I am stuck at one specific part.
Setting
Let $\mathcal{P} = \langle a_1, \ldots, a_n\ |\ r_1, \ldots, r_m\rangle$ be a finite presentation for $Q$. This gives a short exact sequence of groups ${1 \to R \to F \to Q \to 1}$ where $F=F(a_1, \ldots, a_n)$ and $R=\langle\langle r_1, \ldots, r_m\rangle\rangle_F$ and a short exact sequence of profinite groups $$1 \to \overline R \to \widehat F \xrightarrow{\pi} \widehat Q \to 1,$$ where $\overline R$ is the closure of $R$ in $\widehat F$.

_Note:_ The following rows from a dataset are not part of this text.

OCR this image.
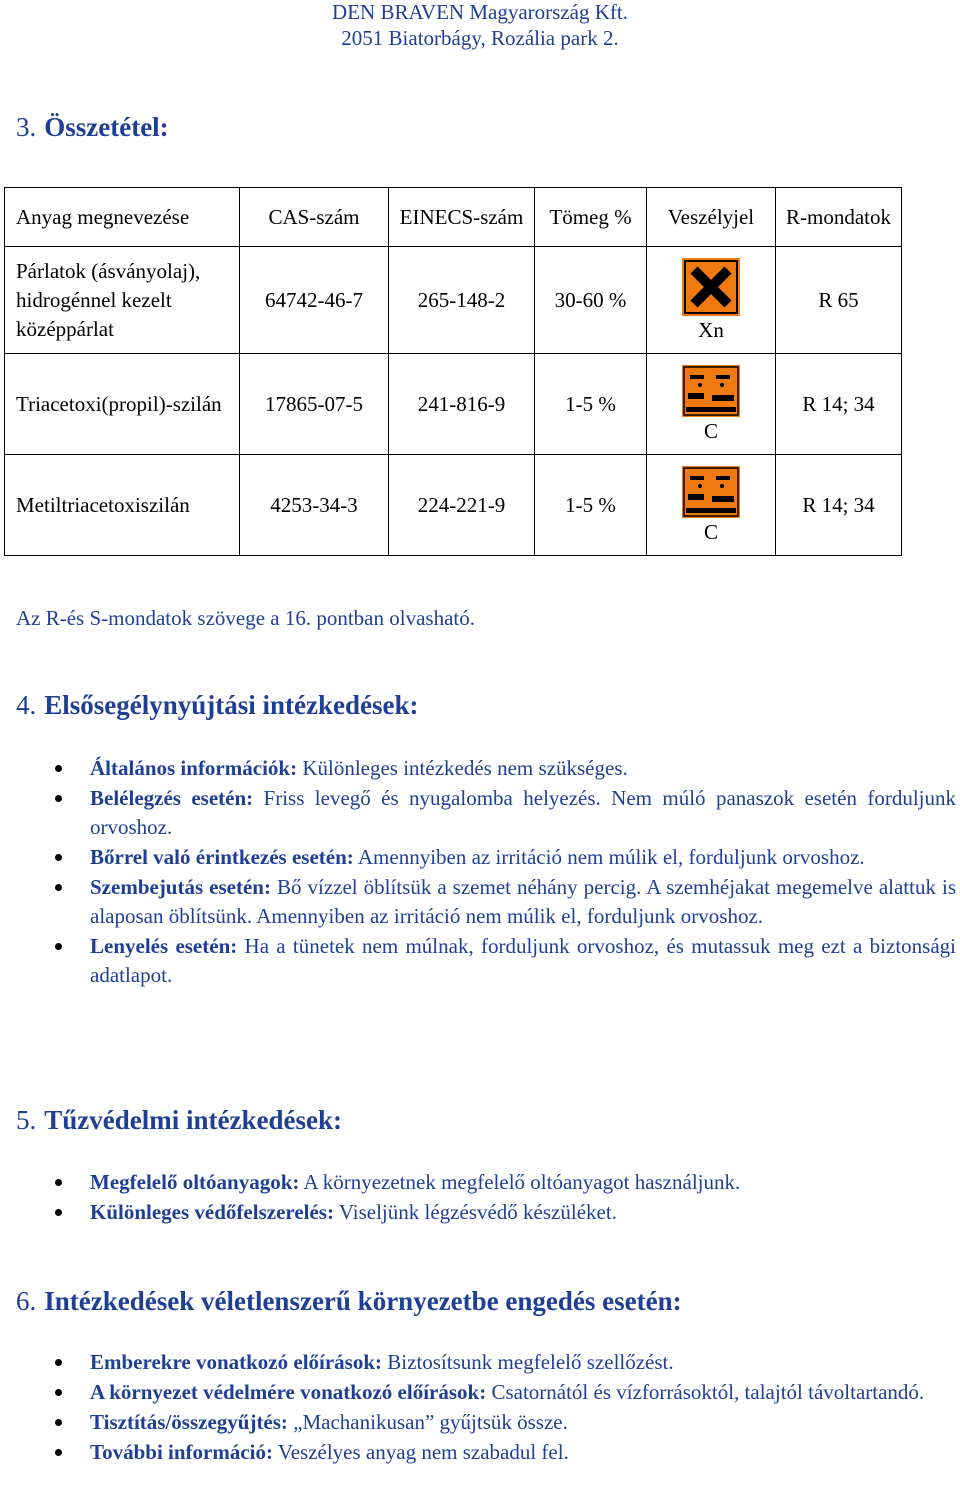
DEN BRAVEN Magyarország Kft.
2051 Biatorbágy, Rozália park 2.
3. Összetétel:
Anyag megnevezése	CAS-szám	EINECS-szám	Tömeg %	Veszélyjel	R-mondatok
Párlatok (ásványolaj), hidrogénnel kezelt középpárlat	64742-46-7	265-148-2	30-60 %	Xn	R 65
Triacetoxi(propil)-szilán	17865-07-5	241-816-9	1-5 %	C	R 14; 34
Metiltriacetoxiszilán	4253-34-3	224-221-9	1-5 %	C	R 14; 34
Az R-és S-mondatok szövege a 16. pontban olvasható.
4. Elsősegélynyújtási intézkedések:
Általános információk: Különleges intézkedés nem szükséges.
Belélegzés esetén: Friss levegő és nyugalomba helyezés. Nem múló panaszok esetén forduljunk orvoshoz.
Bőrrel való érintkezés esetén: Amennyiben az irritáció nem múlik el, forduljunk orvoshoz.
Szembejutás esetén: Bő vízzel öblítsük a szemet néhány percig. A szemhéjakat megemelve alattuk is alaposan öblítsünk. Amennyiben az irritáció nem múlik el, forduljunk orvoshoz.
Lenyelés esetén: Ha a tünetek nem múlnak, forduljunk orvoshoz, és mutassuk meg ezt a biztonsági adatlapot.
5. Tűzvédelmi intézkedések:
Megfelelő oltóanyagok: A környezetnek megfelelő oltóanyagot használjunk.
Különleges védőfelszerelés: Viseljünk légzésvédő készüléket.
6. Intézkedések véletlenszerű környezetbe engedés esetén:
Emberekre vonatkozó előírások: Biztosítsunk megfelelő szellőzést.
A környezet védelmére vonatkozó előírások: Csatornától és vízforrásoktól, talajtól távoltartandó.
Tisztítás/összegyűjtés: „Machanikusan” gyűjtsük össze.
További információ: Veszélyes anyag nem szabadul fel.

Also, $\mathcal{P}$ gives a map $d_2: C_2 \to C_1$ of free $\Z Q$-modules $C_2 = \bigoplus_{i=1}^m \Z Q\cdot R_i$ and $C_1 = \bigoplus_{i=1}^n \Z Q\cdot A_i$, coming from the cell complex of the universal cover $C_\mathcal{P} = \widetilde{K_\mathcal{P}}$ of the presentation $2$-complex $K_\mathcal{P}$. After applying functor $$\widehat\Z[[\widehat Q]] \otimes_{\Z[Q]}(-):\ \Z[Q]\text{-modules} \to \widehat\Z[[\widehat Q]]\text{-modules}$$ this gives us a map of free $\widehat\Z[[\widehat Q]]$-modules $\widehat d_2: \widehat C_2 \to \widehat C_1$. If the group $Q$ is residually finite, $\Z[Q]$ embeds into $\widehat\Z[[\widehat Q]]$, so $C_i$ embeds into $\widehat C_i$ and so $\widehat d_2$ is actually an extension of map $d_2$.
Specific problem
I am trying to prove the following statement.
Given a continuous homomorphism of $\widehat Z[[\widehat Q]]$-modules $f: \widehat C_2 \to M$ such that $f(X) = 0$ for all $X \in \ker \widehat d_2$, we can define a continuous homomorphism $g: \overline R \to M$ of profinite groups by setting $g: x r_i x^{-1} \mapsto f(\pi(x)\cdot R_i)$ for $i = 1, \ldots, m$ and $x \in F$ (and extending it continuously to all of $R$).
Why I believe this is true
This is essentially proving that for an $\widehat F$-module $M$ the map $$H^1(\overline R; M)^{\widehat F} \to H^2(\widehat Q; M^{\overline R})$$ coming from the spectral sequence is surjective.